Cresciuto a Matera, Francesco vive la sua adolescenza tra studio, pianoforte e scout, poi – dopo il liceo – si apre al mondo. Si laurea in Scienze Internazionali e Diplomatiche a Gorizia, si specializza in diritto internazionale pubblico all’Aja e in Sistemi Politici e Sociali dell’Africa Contemporanea all’Orientale di Napoli. Diventa funzionario delle Nazioni Unite ed è in giro per il mondo dal 2002 ma ha tempo anche di essere co-fondatore del laboratorio politico Rena. Oggi opera in Siria, a Damasco, dove oltre che per le abilità diplomatiche spicca per umanità e capacità di rispondere ai bisogni delle persone.
Francesco, se dovessi descrivere in poche parole la Basilicata, quali useresti?
Bella, paesaggistica, cocciuta per la sua gente e da scoprire.
Oltre che cocciuto, il lucano com’è?
Con una mia cugina di Ferrandina, essendo io per metà materano e per metà ferrandinese, chiamiamo la Basilicata “terra brigante”, giochiamo sempre su questo termine. Tutti conosciamo la storia del Brigantaggio, che è stata anche romanticizzata, ma secondo me rappresenta bene questo mix di determinazione e testardaggine che ci rende non sempre malleabili al dialogo.
E Matera? Come la racconti?
Il mio racconto di Matera, a chi oggi ne è incuriosito perché l’ha conosciuta negli ultimi anni, comincia sottolineando che non è assolutamente la città in cui siamo cresciuti. I Sassi, dopo il terremoto dell’80 erano pericolanti, una zona off-limits, se ci andavamo dovevamo nasconderlo ai nostri genitori, perché si spacciava, erano poco illuminati. Questo, per me, è il percorso da cui la città è partita e quindi provo ancora maggiore orgoglio nell’averla vista cambiare a partire dagli anni ’90, con il riconoscimento di patrimonio Unesco ma anche per la determinazione di tanti materani, di nascita o di adozione, che hanno lavorato per accompagnare la città verso ciò che è diventata oggi.
Oltre a Matera, hai altri luoghi lucani che ti stanno particolarmente a cuore?
Ho dei nonni di Ferrandina, basterebbe questo, ma ci aggiungo anche tutto il versante delle montagne lucane che, tra infanzia e adolescenza, ho esplorato da scout.

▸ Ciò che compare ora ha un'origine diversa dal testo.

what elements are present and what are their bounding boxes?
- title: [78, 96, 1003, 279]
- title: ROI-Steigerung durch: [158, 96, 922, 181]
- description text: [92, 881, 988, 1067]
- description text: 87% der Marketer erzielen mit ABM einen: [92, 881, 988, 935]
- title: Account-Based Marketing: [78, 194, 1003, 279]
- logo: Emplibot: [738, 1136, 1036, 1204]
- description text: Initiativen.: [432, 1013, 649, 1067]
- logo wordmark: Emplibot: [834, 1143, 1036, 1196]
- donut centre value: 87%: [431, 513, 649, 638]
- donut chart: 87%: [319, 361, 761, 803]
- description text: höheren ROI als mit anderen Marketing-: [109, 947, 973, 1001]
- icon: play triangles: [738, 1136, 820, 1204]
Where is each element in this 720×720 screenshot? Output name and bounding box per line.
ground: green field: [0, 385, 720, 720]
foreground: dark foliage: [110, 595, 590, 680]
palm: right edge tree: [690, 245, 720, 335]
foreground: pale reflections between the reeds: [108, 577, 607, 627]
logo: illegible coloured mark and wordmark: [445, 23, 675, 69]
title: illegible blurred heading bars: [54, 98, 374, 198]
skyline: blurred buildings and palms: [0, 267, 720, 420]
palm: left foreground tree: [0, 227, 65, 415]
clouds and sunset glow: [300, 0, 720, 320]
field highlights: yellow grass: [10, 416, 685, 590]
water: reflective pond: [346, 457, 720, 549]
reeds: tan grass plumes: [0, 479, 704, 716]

Il monte Raparo, il monte Caramola, il Pollino: queste sono zone di una bellezza mozzafiato in tutte le stagioni, che mi ricordano anche la gioia e l’unicità delle prime esperienze fuori casa, della crescita con amici con cui non solo scoprivamo la natura bensì anche noi stessi.
A cosa non riesci a rinunciare di lucano quando, ovvero sempre, sei fuori per lavoro?
Io sono fuori da Matera dal 1996, è tantissimo tempo, più di metà della mia vita da adulto, e ciò a cui proprio non posso rinunciare sono i sapori, sicuramente per la bontà ma anche perché ci collegano ai ricordi, all’identità, alle coccole. Quindi, sin da quando sono partito per gli studi universitari, ci sono valige in continuo viavai che contengono salumi e scamorze ancora freschi o taralli.
Una buona ragione per venire in Basilicata?
Ce ne sono tante ma la principale risiede nel fatto che questa regione, essendo ancora poco conosciuta, permette ai visitatori di vivere un’esperienza conoscitiva molto personale. Qui ci arrivano visitatori che hanno tempo di conoscere il territorio e, tra l’altro, sono anche pronti a ritornare, proprio per viverne ed apprezzarne la naturalezza.